How to get the actual values from Euler's Phi function

Question

I would like to get the list of actual values from Euler's Phi function. For example:

$$\phi(12) = |1,5,7,11| = 4 $$ and I would like to get the actual list $$[1,5,7,11]$$

Of course the naive way is to calculate all the gcd values, but I'm looking to something faster.

I tried using the following property:

$$p \in PRIMES, k \in \mathbb{N} => \phi(p^k) = p^{k-1}(p-1)$$

$$\phi(n) = \phi(\prod{p_1^{k_1}\cdot\cdot\cdot p_m^{k_m}}) = \phi(p_1^{k_1})...\phi(p_m^{k_m}) = p_1^{k_1-1}(p_1-1)\cdot\cdot\cdot p_m^{k_m-1}(p_m-1) $$

but even in the simple case of $$\phi(12)$$ it is not clear to me how to get the list.

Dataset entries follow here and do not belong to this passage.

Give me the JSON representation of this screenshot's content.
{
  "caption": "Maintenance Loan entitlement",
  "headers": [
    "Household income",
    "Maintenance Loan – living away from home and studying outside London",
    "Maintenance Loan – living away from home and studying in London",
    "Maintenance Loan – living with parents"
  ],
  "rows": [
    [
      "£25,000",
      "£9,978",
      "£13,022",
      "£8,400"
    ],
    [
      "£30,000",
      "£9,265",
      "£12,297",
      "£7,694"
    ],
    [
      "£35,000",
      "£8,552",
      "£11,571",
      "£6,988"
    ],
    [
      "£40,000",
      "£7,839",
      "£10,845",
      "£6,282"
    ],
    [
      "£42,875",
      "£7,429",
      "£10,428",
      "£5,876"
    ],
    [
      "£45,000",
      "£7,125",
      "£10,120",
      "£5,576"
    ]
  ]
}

Is there such an algorithm?

Answer 1

Well, a number smaller than $n$ is relatively prime to $n$ if and only if it is not divisible by any of $n$'s prime factors. That gives you a simple algorithm to find the numbers relatively prime to $n$.
1) Find all primes dividing $n$.
2) Go through all numbers $1,2,3,...,(n-1)$ and see if they are divisible by any of the primes which divide $n$.

In your example you have $1,5,7,11$, these are just the numbers smaller than $12$ which are not divisible by $2$ and $3$.

Answer 2

Using the *Chinese Reaminder theorem`, you come down todetermine the units $\mathbf Z/p^r\mathbf Z$ for prime $p$.

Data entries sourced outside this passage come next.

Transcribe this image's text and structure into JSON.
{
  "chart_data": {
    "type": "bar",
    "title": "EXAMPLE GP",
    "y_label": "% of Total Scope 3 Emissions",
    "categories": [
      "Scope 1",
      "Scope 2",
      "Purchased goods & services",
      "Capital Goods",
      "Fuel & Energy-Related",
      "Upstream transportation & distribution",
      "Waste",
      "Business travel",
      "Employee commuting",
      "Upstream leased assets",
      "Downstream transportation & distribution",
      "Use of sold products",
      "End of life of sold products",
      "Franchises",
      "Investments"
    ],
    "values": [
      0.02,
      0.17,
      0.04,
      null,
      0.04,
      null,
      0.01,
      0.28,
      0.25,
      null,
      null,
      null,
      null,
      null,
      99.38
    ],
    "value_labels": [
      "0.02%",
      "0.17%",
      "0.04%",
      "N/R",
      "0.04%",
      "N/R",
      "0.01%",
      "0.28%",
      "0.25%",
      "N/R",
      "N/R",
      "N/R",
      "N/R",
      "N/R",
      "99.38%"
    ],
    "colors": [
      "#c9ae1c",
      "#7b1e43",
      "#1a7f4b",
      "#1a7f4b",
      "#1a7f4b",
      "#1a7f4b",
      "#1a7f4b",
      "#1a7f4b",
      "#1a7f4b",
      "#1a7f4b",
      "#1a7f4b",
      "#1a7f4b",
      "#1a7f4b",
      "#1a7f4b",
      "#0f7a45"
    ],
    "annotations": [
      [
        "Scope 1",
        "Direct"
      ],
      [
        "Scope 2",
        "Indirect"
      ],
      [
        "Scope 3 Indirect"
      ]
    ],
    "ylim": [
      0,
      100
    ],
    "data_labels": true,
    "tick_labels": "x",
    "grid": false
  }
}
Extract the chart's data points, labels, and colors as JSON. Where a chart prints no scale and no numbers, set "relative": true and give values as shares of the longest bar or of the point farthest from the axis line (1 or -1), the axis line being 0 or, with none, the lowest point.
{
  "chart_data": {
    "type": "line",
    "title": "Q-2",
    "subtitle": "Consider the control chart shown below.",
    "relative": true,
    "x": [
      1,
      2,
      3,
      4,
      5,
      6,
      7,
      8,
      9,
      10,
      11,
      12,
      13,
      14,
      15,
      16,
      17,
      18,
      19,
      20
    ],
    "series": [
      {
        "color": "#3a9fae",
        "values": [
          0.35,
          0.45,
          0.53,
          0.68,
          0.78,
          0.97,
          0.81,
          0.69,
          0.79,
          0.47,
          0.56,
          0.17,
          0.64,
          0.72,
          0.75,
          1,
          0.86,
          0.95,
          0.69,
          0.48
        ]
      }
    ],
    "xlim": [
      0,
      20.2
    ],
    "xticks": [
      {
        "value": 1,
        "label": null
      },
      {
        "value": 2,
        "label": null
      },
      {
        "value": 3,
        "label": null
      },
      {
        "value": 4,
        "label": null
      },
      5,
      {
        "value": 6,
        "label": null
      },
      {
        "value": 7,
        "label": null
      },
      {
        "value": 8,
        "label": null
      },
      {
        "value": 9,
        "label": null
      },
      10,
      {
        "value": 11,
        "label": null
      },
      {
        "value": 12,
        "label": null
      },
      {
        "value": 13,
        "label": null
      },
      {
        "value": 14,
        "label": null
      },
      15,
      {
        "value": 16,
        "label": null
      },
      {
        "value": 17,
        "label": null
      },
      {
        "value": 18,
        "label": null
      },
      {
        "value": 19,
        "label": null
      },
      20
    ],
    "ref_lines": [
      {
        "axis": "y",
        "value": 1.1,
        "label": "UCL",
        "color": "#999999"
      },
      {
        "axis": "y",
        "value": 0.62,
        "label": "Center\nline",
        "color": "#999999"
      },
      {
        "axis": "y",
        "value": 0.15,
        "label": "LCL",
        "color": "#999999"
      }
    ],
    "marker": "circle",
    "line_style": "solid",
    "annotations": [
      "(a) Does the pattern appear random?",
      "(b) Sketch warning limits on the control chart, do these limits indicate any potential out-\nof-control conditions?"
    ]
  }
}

If $p=2$, it's very simple: all odd numbers in $[1 , p^r-1]$ are units.

If $p$ is an odd prime, the group of units is cyclic. Hence you can test all integers $a$, starting with $2$, computing their powers, until you find one with order $p^{r-1}(p-1)$. This should be faster than computing all g.c.d.s, all the more so as often a generator is obtained for a small value of $a$.